Прогуливаясь тем же вечером на заднем дворе, Ванесса понимала, что ей необходимо о многом поразмыслить – и вовсе не в связи с теми забавными историями, которыми с ней поделилась Джоанн. Ей нужно было задуматься о своей жизни и о том, что она хочет с ней делать. Где ей жить. С кем ей жить.
На протяжении десяти лет у нее не было выбора. Точнее, ей не доставало смелости сделать выбор. Она делала то, что хотел ее отец. Он обладал гораздо большей энергией и амбициями, и она не хотела его разочаровать. Не смела – подсказывал внутренний голос, но она заглушила его.
Она всем была обязана отцу. Он положил жизнь на ее карьеру. Он взял на себя ответственность. Он формировал ее личность и учил ее. Каждый час, проведенный ею за фортепиано, был и его работой. Даже когда он заболел, он не оставил своих обязанностей. Ни одна мелочь не могла укрыться от его внимания, равно как и ни одна фальшивая нота не ускользала от его придирчивого слуха. Он привел ее к вершине карьеры и грелся в лучах ее славы.

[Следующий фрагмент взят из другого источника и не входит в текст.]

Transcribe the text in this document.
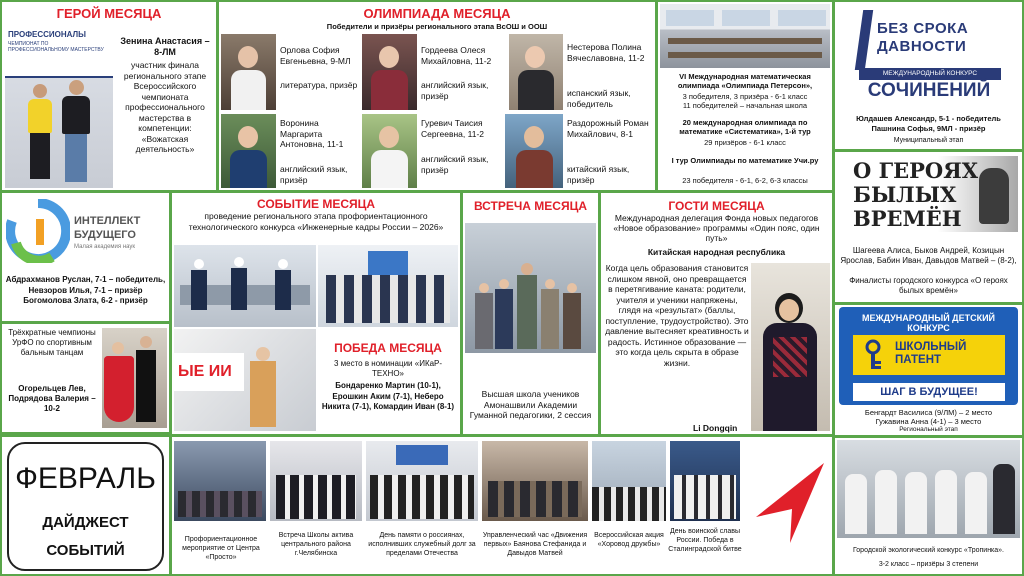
ГЕРОЙ МЕСЯЦА
ПРОФЕССИОНАЛЫ
ЧЕМПИОНАТ ПО ПРОФЕССИОНАЛЬНОМУ МАСТЕРСТВУ
Зенина Анастасия – 8-ЛМ
участник финала регионального этапе Всероссийского чемпионата профессионального мастерства в компетенции: «Вожатская деятельность»
ОЛИМПИАДА МЕСЯЦА
Победители и призёры регионального этапа ВсОШ и ООШ
Орлова София Евгеньевна, 9-МЛ
литература, призёр
Гордеева Олеся Михайловна, 11-2
английский язык, призёр
Нестерова Полина Вячеславовна, 11-2
испанский язык, победитель
Воронина Маргарита Антоновна, 11-1
английский язык, призёр
Гуревич Таисия Сергеевна, 11-2
английский язык, призёр
Раздорожный Роман Михайлович, 8-1
китайский язык, призёр
VI Международная математическая олимпиада «Олимпиада Петерсон»,
3 победителя, 3 призёра - 6-1 класс
11 победителей – начальная школа
20 международная олимпиада по математике «Систематика», 1-й тур
29 призёров - 6-1 класс
I тур Олимпиады по математике Учи.ру
23 победителя - 6-1, 6-2, 6-3 классы
БЕЗ СРОКА
ДАВНОСТИ
МЕЖДУНАРОДНЫЙ КОНКУРС
СОЧИНЕНИЙ
Юлдашев Александр, 5-1 - победитель
Пашнина Софья, 9МЛ - призёр
Муниципальный этап
ИНТЕЛЛЕКТ
БУДУЩЕГО
Малая академия наук
Абдрахманов Руслан, 7-1 – победитель, Невзоров Илья, 7-1 – призёр Богомолова Злата, 6-2 - призёр
Трёхкратные чемпионы УрФО по спортивным бальным танцам
Огорельцев Лев, Подрядова Валерия – 10-2
СОБЫТИЕ МЕСЯЦА
проведение регионального этапа профориентационного технологического конкурса «Инженерные кадры России – 2026»
ЫЕ ИИ
ПОБЕДА МЕСЯЦА
3 место в номинации «ИКаР-ТЕХНО»
Бондаренко Мартин (10-1), Ерошкин Аким (7-1), Неберо Никита (7-1), Комардин Иван (8-1)
ВСТРЕЧА МЕСЯЦА
Высшая школа учеников Амонашвили Академии Гуманной педагогики, 2 сессия
ГОСТИ МЕСЯЦА
Международная делегация Фонда новых педагогов «Новое образование» программы «Один пояс, один путь»
Китайская народная республика
Когда цель образования становится слишком явной, оно превращается в перетягивание каната: родители, учителя и ученики напряжены, глядя на «результат» (баллы, поступление, трудоустройство). Это давление вытесняет креативность и радость. Истинное образование — это когда цель скрыта в образе жизни.
Li Dongqin
О ГЕРОЯХ
БЫЛЫХ
ВРЕМЁН
Шагеева Алиса, Быков Андрей, Козицын Ярослав, Бабин Иван, Давыдов Матвей – (8-2),
Финалисты городского конкурса «О героях былых времён»
МЕЖДУНАРОДНЫЙ ДЕТСКИЙ
КОНКУРС
ШКОЛЬНЫЙ ПАТЕНТ
ШАГ В БУДУЩЕЕ!
Бенгардт Василиса (9/ЛМ) – 2 место
Гужавина Анна (4-1) – 3 место
Региональный этап
ФЕВРАЛЬ
ДАЙДЖЕСТ
СОБЫТИЙ
Профориентационное мероприятие от Центра «Просто»
Встреча Школы актива центрального района г.Челябинска
День памяти о россиянах, исполнивших служебный долг за пределами Отечества
Управленческий час «Движения первых» Баянова Стефанида и Давыдов Матвей
Всероссийская акция «Хоровод дружбы»
День воинской славы России. Победа в Сталинградской битве	Городской экологический конкурс «Тропинка».
3-2 класс – призёры 3 степени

Наверное, ему было нелегко. Сам он бросил выступать как пианист, когда ему не исполнилось и тридцати, поняв, что его идеал недостижим. Музыка была для него всем. И он увидел, как его мечты и стремления реализуются в его единственном ребенке.
Теперь она была готова поставить крест на всем, чего он для нее хотел, над чем работал. Он не смог бы понять ее желания оставить столь блестящую карьеру. Равно как он не понимал и не терпел ее непреходящего ужаса перед выступлениями. Она хорошо помнила эти ощущения даже сейчас, в уютном и тихом дворике. Спазмы в желудке, дурнота, стук в висках – со всем этим ей приходилось бороться всякий раз, когда она выходила на сцену. «Детская болезнь, – утверждал отец. – Ты должна ее перерасти». Но это как раз была одна из тех вещей, которые она не могла для него сделать.